Cem Sorguç: Üstat kişinin kendisine koyacağı bir tanım değil evet, yaptıklarından ötürü ona atfedilecek bir tanım. Bu kelimeyi kullanmak o kişinin üstat olarak kabul edildiğini gösterir. Duayen ise daha üstten bakan kişi hissiyatını veriyor. Üstat işiyle bir olmuş kişi denebilir.
Koray Malhan: Örneğin Louis Kahn’ı düşünelim; dark kelimesini kullanmak yerine lightless diye bir kelime üretiyor, kendi terminolojisini oluşturuyor. Kişinin bir şeyi çok iyi yapmasından öte, deneyimini aktarabilmesi, yeni bir bilgi veya terminoloji yaratabilmesi daha önem taşıyor o halde... Örneğin master programı da aynı şekilde, lisans programının üzerinde bir konuda uzmanlaşmayı işaret ediyor. Performansa bakıldığında daha bencilce bir şey görüyoruz. Neler yapabildiğini başkalarına gösteriyorsun. Öğretmek ise çok farklı, kendinden başkası için veriyorsun. Ne kadar çok şey başardığından ve bunları göstermekten farklı bir durum. Kıymetli çünkü karşılık beklenmeden yapılıyor.
Kahn’a baktığımızda lightless kelimesinin kullanımı bir paylaşımla yaygınlaşıyor, ancak her uzman tekniğini veya öğretisini aktarmayabiliyor. Kendi üretimini başkasıyla paylaşmamak da bir seçenek tabi, bu kişiler de üstat veya maestro olarak adlandırılabilir mi?

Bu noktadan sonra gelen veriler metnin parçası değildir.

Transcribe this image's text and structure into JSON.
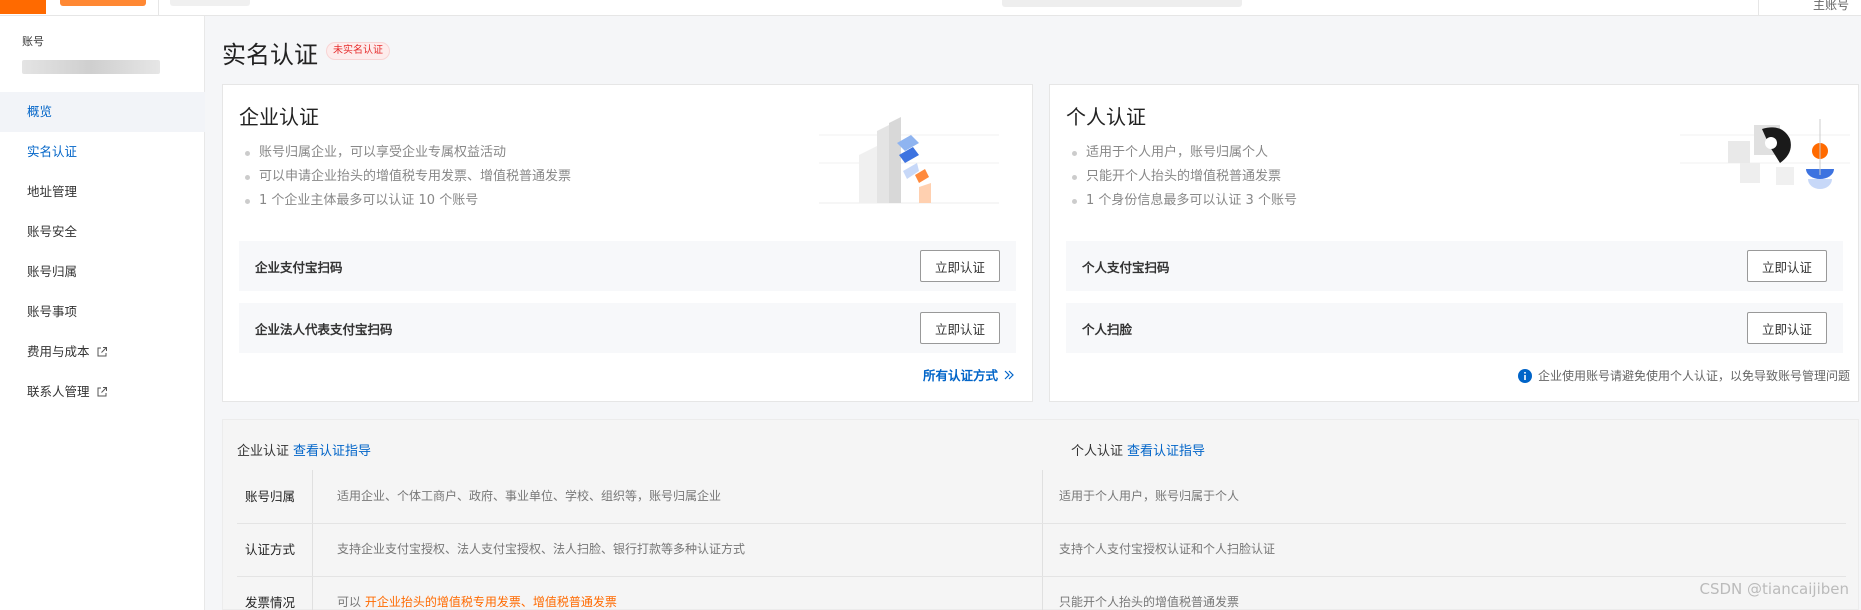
{
  "topbar": {
    "account_text": "主账号"
  },
  "sidebar": {
    "account_label": "账号",
    "items": [
      {
        "label": "概览"
      },
      {
        "label": "实名认证"
      },
      {
        "label": "地址管理"
      },
      {
        "label": "账号安全"
      },
      {
        "label": "账号归属"
      },
      {
        "label": "账号事项"
      },
      {
        "label": "费用与成本"
      },
      {
        "label": "联系人管理"
      }
    ]
  },
  "page": {
    "title": "实名认证",
    "status_badge": "未实名认证"
  },
  "enterprise_card": {
    "title": "企业认证",
    "bullets": [
      "账号归属企业，可以享受企业专属权益活动",
      "可以申请企业抬头的增值税专用发票、增值税普通发票",
      "1 个企业主体最多可以认证 10 个账号"
    ],
    "methods": [
      {
        "label": "企业支付宝扫码",
        "button": "立即认证"
      },
      {
        "label": "企业法人代表支付宝扫码",
        "button": "立即认证"
      }
    ],
    "all_methods_link": "所有认证方式"
  },
  "personal_card": {
    "title": "个人认证",
    "bullets": [
      "适用于个人用户，账号归属个人",
      "只能开个人抬头的增值税普通发票",
      "1 个身份信息最多可以认证 3 个账号"
    ],
    "methods": [
      {
        "label": "个人支付宝扫码",
        "button": "立即认证"
      },
      {
        "label": "个人扫脸",
        "button": "立即认证"
      }
    ],
    "tip": "企业使用账号请避免使用个人认证，以免导致账号管理问题"
  },
  "compare": {
    "enterprise_head": "企业认证",
    "personal_head": "个人认证",
    "guide_link": "查看认证指导",
    "rows": [
      {
        "label": "账号归属",
        "enterprise": "适用企业、个体工商户、政府、事业单位、学校、组织等，账号归属企业",
        "personal": "适用于个人用户，账号归属于个人"
      },
      {
        "label": "认证方式",
        "enterprise": "支持企业支付宝授权、法人支付宝授权、法人扫脸、银行打款等多种认证方式",
        "personal": "支持个人支付宝授权认证和个人扫脸认证"
      },
      {
        "label": "发票情况",
        "enterprise_prefix": "可以",
        "enterprise_highlight": "开企业抬头的增值税专用发票、增值税普通发票",
        "personal": "只能开个人抬头的增值税普通发票"
      }
    ]
  },
  "watermark": "CSDN @tiancaijiben",
  "colors": {
    "accent": "#0064c8",
    "brand": "#ff6a00",
    "badge": "#e62e2e"
  }
}
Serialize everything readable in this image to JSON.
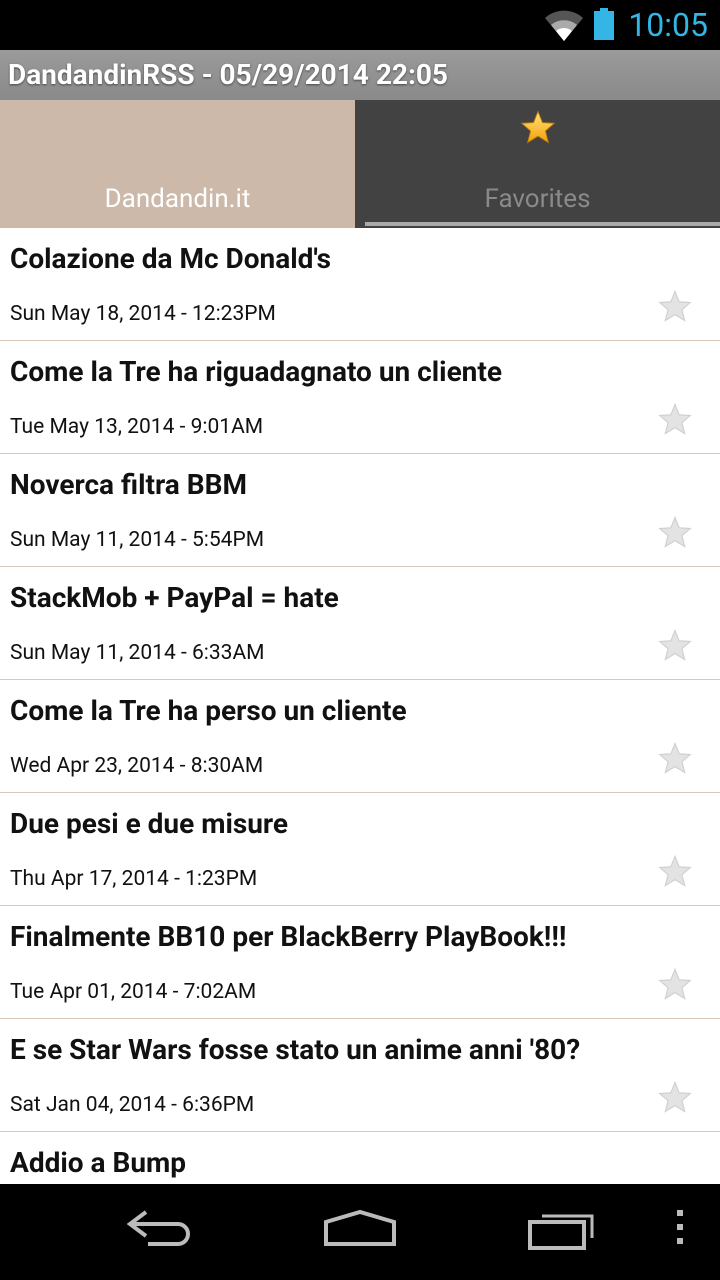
{
  "status_bar": {
    "time": "10:05",
    "accent_color": "#33b5e5",
    "icons": [
      "wifi-icon",
      "battery-icon"
    ]
  },
  "app_title": "DandandinRSS - 05/29/2014 22:05",
  "tabs": [
    {
      "label": "Dandandin.it",
      "selected": true
    },
    {
      "label": "Favorites",
      "selected": false,
      "icon": "star-icon"
    }
  ],
  "items": [
    {
      "title": "Colazione da Mc Donald's",
      "date": "Sun May 18, 2014 - 12:23PM"
    },
    {
      "title": "Come la Tre ha riguadagnato un cliente",
      "date": "Tue May 13, 2014 - 9:01AM"
    },
    {
      "title": "Noverca filtra BBM",
      "date": "Sun May 11, 2014 - 5:54PM"
    },
    {
      "title": "StackMob + PayPal = hate",
      "date": "Sun May 11, 2014 - 6:33AM"
    },
    {
      "title": "Come la Tre ha perso un cliente",
      "date": "Wed Apr 23, 2014 - 8:30AM"
    },
    {
      "title": "Due pesi e due misure",
      "date": "Thu Apr 17, 2014 - 1:23PM"
    },
    {
      "title": "Finalmente BB10 per BlackBerry PlayBook!!!",
      "date": "Tue Apr 01, 2014 - 7:02AM"
    },
    {
      "title": "E se Star Wars fosse stato un anime anni '80?",
      "date": "Sat Jan 04, 2014 - 6:36PM"
    },
    {
      "title": "Addio a Bump",
      "date": ""
    }
  ],
  "nav_bar": {
    "buttons": [
      "back-icon",
      "home-icon",
      "recent-apps-icon",
      "overflow-menu-icon"
    ]
  }
}
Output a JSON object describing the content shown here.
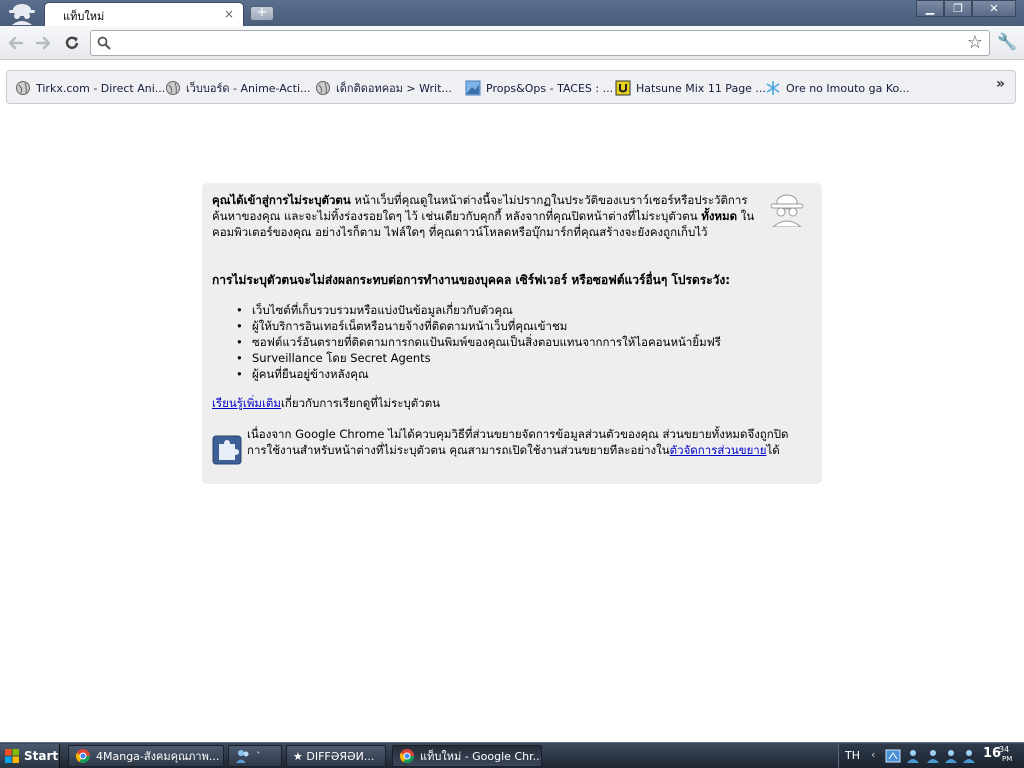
{
  "window": {
    "tab_title": "แท็บใหม่",
    "tab_close": "×",
    "new_tab": "+",
    "minimize": "▁",
    "maximize": "❐",
    "close": "✕"
  },
  "toolbar": {
    "omnibox_value": "",
    "back_icon": "back-arrow-icon",
    "forward_icon": "forward-arrow-icon",
    "reload_icon": "reload-icon"
  },
  "bookmarks": {
    "items": [
      {
        "label": "Tirkx.com - Direct Ani...",
        "icon": "globe-icon"
      },
      {
        "label": "เว็บบอร์ด - Anime-Acti...",
        "icon": "globe-icon"
      },
      {
        "label": "เด็กติดอทคอม > Writ...",
        "icon": "globe-icon"
      },
      {
        "label": "Props&Ops - TACES : ...",
        "icon": "image-icon"
      },
      {
        "label": "Hatsune Mix 11 Page ...",
        "icon": "u-logo-icon"
      },
      {
        "label": "Ore no Imouto ga Ko...",
        "icon": "snowflake-icon"
      }
    ],
    "more": "»"
  },
  "incognito": {
    "p1_bold": "คุณได้เข้าสู่การไม่ระบุตัวตน",
    "p1_text_a": " หน้าเว็บที่คุณดูในหน้าต่างนี้จะไม่ปรากฏในประวัติของเบราว์เซอร์หรือประวัติการค้นหาของคุณ และจะไม่ทิ้งร่องรอยใดๆ ไว้ เช่นเดียวกับคุกกี้ หลังจากที่คุณปิดหน้าต่างที่ไม่ระบุตัวตน ",
    "p1_bold2": "ทั้งหมด",
    "p1_text_b": " ในคอมพิวเตอร์ของคุณ อย่างไรก็ตาม ไฟล์ใดๆ ที่คุณดาวน์โหลดหรือบุ๊กมาร์กที่คุณสร้างจะยังคงถูกเก็บไว้",
    "p2": "การไม่ระบุตัวตนจะไม่ส่งผลกระทบต่อการทำงานของบุคคล เซิร์ฟเวอร์ หรือซอฟต์แวร์อื่นๆ โปรดระวัง:",
    "bullets": [
      "เว็บไซต์ที่เก็บรวบรวมหรือแบ่งปันข้อมูลเกี่ยวกับตัวคุณ",
      "ผู้ให้บริการอินเทอร์เน็ตหรือนายจ้างที่ติดตามหน้าเว็บที่คุณเข้าชม",
      "ซอฟต์แวร์อันตรายที่ติดตามการกดแป้นพิมพ์ของคุณเป็นสิ่งตอบแทนจากการให้ไอคอนหน้ายิ้มฟรี",
      "Surveillance โดย Secret Agents",
      "ผู้คนที่ยืนอยู่ข้างหลังคุณ"
    ],
    "learn_link": "เรียนรู้เพิ่มเติม",
    "learn_rest": "เกี่ยวกับการเรียกดูที่ไม่ระบุตัวตน",
    "ext_text": "เนื่องจาก Google Chrome ไม่ได้ควบคุมวิธีที่ส่วนขยายจัดการข้อมูลส่วนตัวของคุณ ส่วนขยายทั้งหมดจึงถูกปิดการใช้งานสำหรับหน้าต่างที่ไม่ระบุตัวตน คุณสามารถเปิดใช้งานส่วนขยายทีละอย่างใน",
    "ext_link": "ตัวจัดการส่วนขยาย",
    "ext_end": "ได้"
  },
  "taskbar": {
    "start": "Start",
    "items": [
      {
        "label": "4Manga-สังคมคุณภาพ...",
        "icon": "chrome-icon"
      },
      {
        "label": "` ",
        "icon": "people-icon"
      },
      {
        "label": "★ DIFFƏЯƏИ...",
        "icon": "none"
      },
      {
        "label": "แท็บใหม่ - Google Chr...",
        "icon": "chrome-icon"
      }
    ],
    "lang": "TH",
    "tray_arrow": "‹",
    "clock_hour": "16",
    "clock_min": "34",
    "clock_ampm": "PM"
  }
}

Cem Sorguç: Kelimeler köken itibariyle de farklılaşabilir ama tabi, bütün bu kelimeleri eş manalı gibi kullanıyoruz. Hiçbiri aynı şeye işaret etmiyor aslında. Aralarında hem hiyerarşik hem de sınıfsal bir fark var gibi geliyor bana. Örneğin, eğer bir insan bu tanımlardan birine uyuyorsa; hangisiyle kendini tanımlar? Kendine üstat ya da duayen der misin? Ancak ustayım diyebilirsin çünkü bu ekonomi sisteminde de, iş dünyasında da kullanılan bir terim. Beş yıllık bir deneyime sahip kişinin maaşı yükseliyor, dolayısıyla hiyerarşik olarak bir fark oluşuyor. Beş yıl yaklaşık on bin saat çalışma demektir. 80-100 yıl kadar önce on bin saat çalışan bir insan işin ehli olarak sayılırdı. “Kilometre yapmak” gibi düşünebilirsin. Yaptığın işi yapabilir hale geliyorsun, mantıksal yapılabilecek herhangi bir hatayı ekarte etmiş oluyorsun, bu kadar süre içerisinde de yanlış yapma ihtimalin düşmeye başlıyor. Böyle bakınca üstat hakikaten zanaat, sanat, teori ve pratikte hoca gibi terimlerin içerisinde düşünülebilir. Usta bir işe angaje, ama üstat daha genel bir tanım gibi... Daha fikri alınan biri sanki. Bilgiyi açığa çıkarmak gibi bir meselesi de var, isteyerek ve bilerek yaymak, muhafaza edip her şeyi toparlamak var bünyesinde. Duayen biraz daha ketum, belki kelime karşılığı bunu karşılamıyor ama... Kime öğrettiğine bağlı olarak usta da ketum olabilir, çünkü hem edebiyata hem tarihe baktığımız zaman ustaların öğrencisine göre bilgi dağıttığını görebiliriz. Dolayısıyla her bilgi her öğrenciye açılmaz. Bu son derece enteresan bir gelenektir.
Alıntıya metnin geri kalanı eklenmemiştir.